Blaiklock Island

Geography
- Location: Antarctica
- Coordinates: 67°33′S 67°4′W﻿ / ﻿67.550°S 67.067°W

Administration
- Administered under the Antarctic Treaty System

Demographics
- Population: Uninhabited

= Blaiklock Island =

Island in Antarctica

Blaiklock Island is a high and rugged, irregular-shaped island 9 nmi long, lying between Bigourdan Fjord and Bourgeois Fjord. It is separated from Pourquoi Pas Island by The Narrows and from the west coast of Graham Land by Jones Channel. The feature was partially surveyed in 1936 by the British Graham Land Expedition under Rymill, at which time it was charted as a promontory. It was determined to be an island in 1949 by Kenneth V. Blaiklock, a Falkland Islands Dependencies Survey (FIDS) surveyor for whom it is named.

== Named features ==
Scree Cove is a cove on the southwest side of the island. It was mapped by FIDS from surveys and air photos in 1948–59, and named for the very prominent scree or talus slopes along the southern shore of the cove.

Mount Kershaw sits on the northeast end of the island, above Kosiba Wall and the former Jones Ice Shelf.

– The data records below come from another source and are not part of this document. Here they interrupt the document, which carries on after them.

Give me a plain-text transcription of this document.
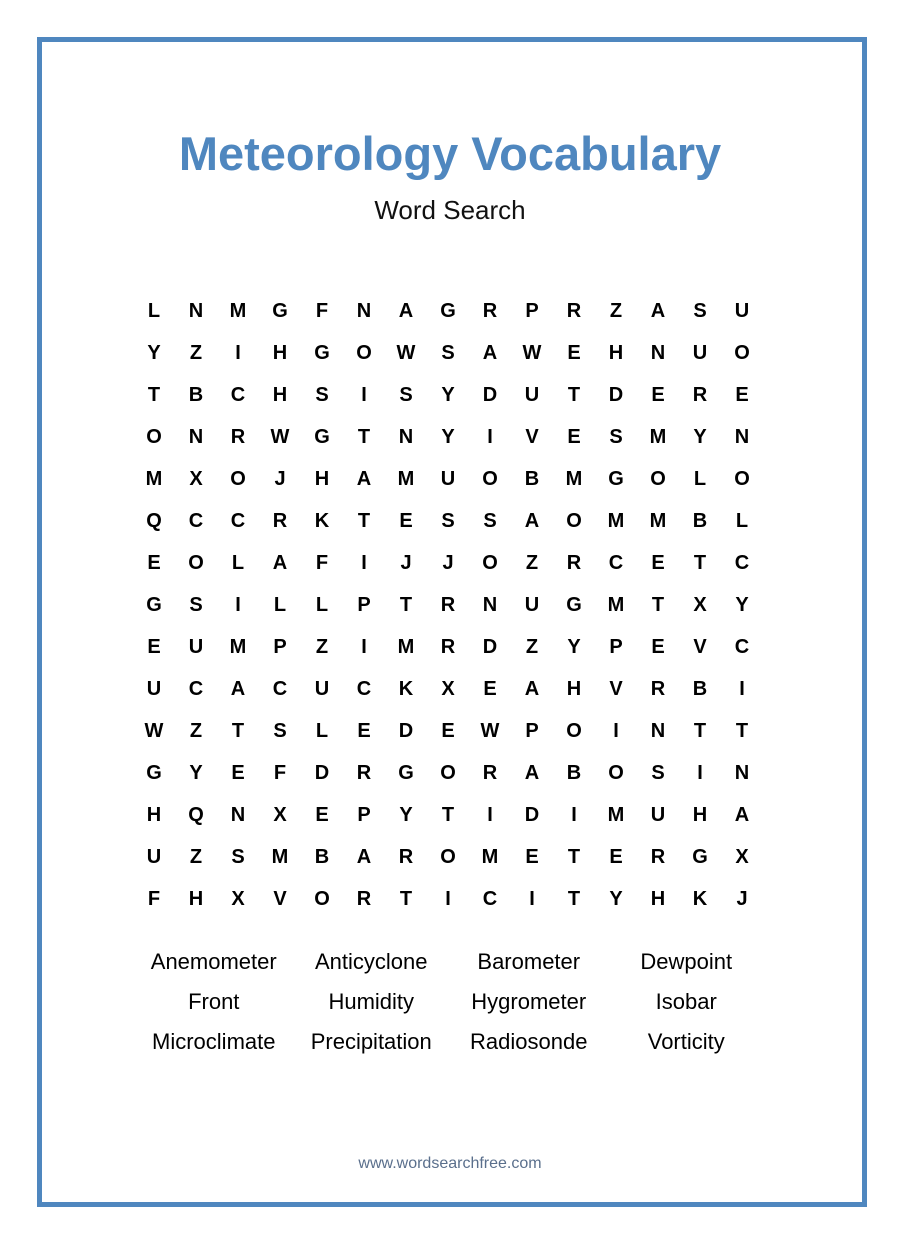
Meteorology Vocabulary
Word Search
L	N	M	G	F	N	A	G	R	P	R	Z	A	S	U
Y	Z	I	H	G	O	W	S	A	W	E	H	N	U	O
T	B	C	H	S	I	S	Y	D	U	T	D	E	R	E
O	N	R	W	G	T	N	Y	I	V	E	S	M	Y	N
M	X	O	J	H	A	M	U	O	B	M	G	O	L	O
Q	C	C	R	K	T	E	S	S	A	O	M	M	B	L
E	O	L	A	F	I	J	J	O	Z	R	C	E	T	C
G	S	I	L	L	P	T	R	N	U	G	M	T	X	Y
E	U	M	P	Z	I	M	R	D	Z	Y	P	E	V	C
U	C	A	C	U	C	K	X	E	A	H	V	R	B	I
W	Z	T	S	L	E	D	E	W	P	O	I	N	T	T
G	Y	E	F	D	R	G	O	R	A	B	O	S	I	N
H	Q	N	X	E	P	Y	T	I	D	I	M	U	H	A
U	Z	S	M	B	A	R	O	M	E	T	E	R	G	X
F	H	X	V	O	R	T	I	C	I	T	Y	H	K	J
Anemometer	Anticyclone	Barometer	Dewpoint
Front	Humidity	Hygrometer	Isobar
Microclimate	Precipitation	Radiosonde	Vorticity
www.wordsearchfree.com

==Blaicklock Island Refuge==
Blaicklock Island Refuge is a British Antarctic Survey refuge located on the island. The refuge was inaugurated on 6 March 1957 and remained active until 1958; it was utilized as refuge and advanced base for survey and geological research as well as satellite hut for personnel based at Station E, Station W and Station Y.

The refuge, on 19 May 1995, it was collectively designated as Historic Site or Monument (HSM 63) under the Antarctic Treaty System along with the relatively nearby Base Y, Horseshoe Island. The site was cleaned up in 1997 and has been managed by United Kingdom Antarctic Heritage Trust since 2014.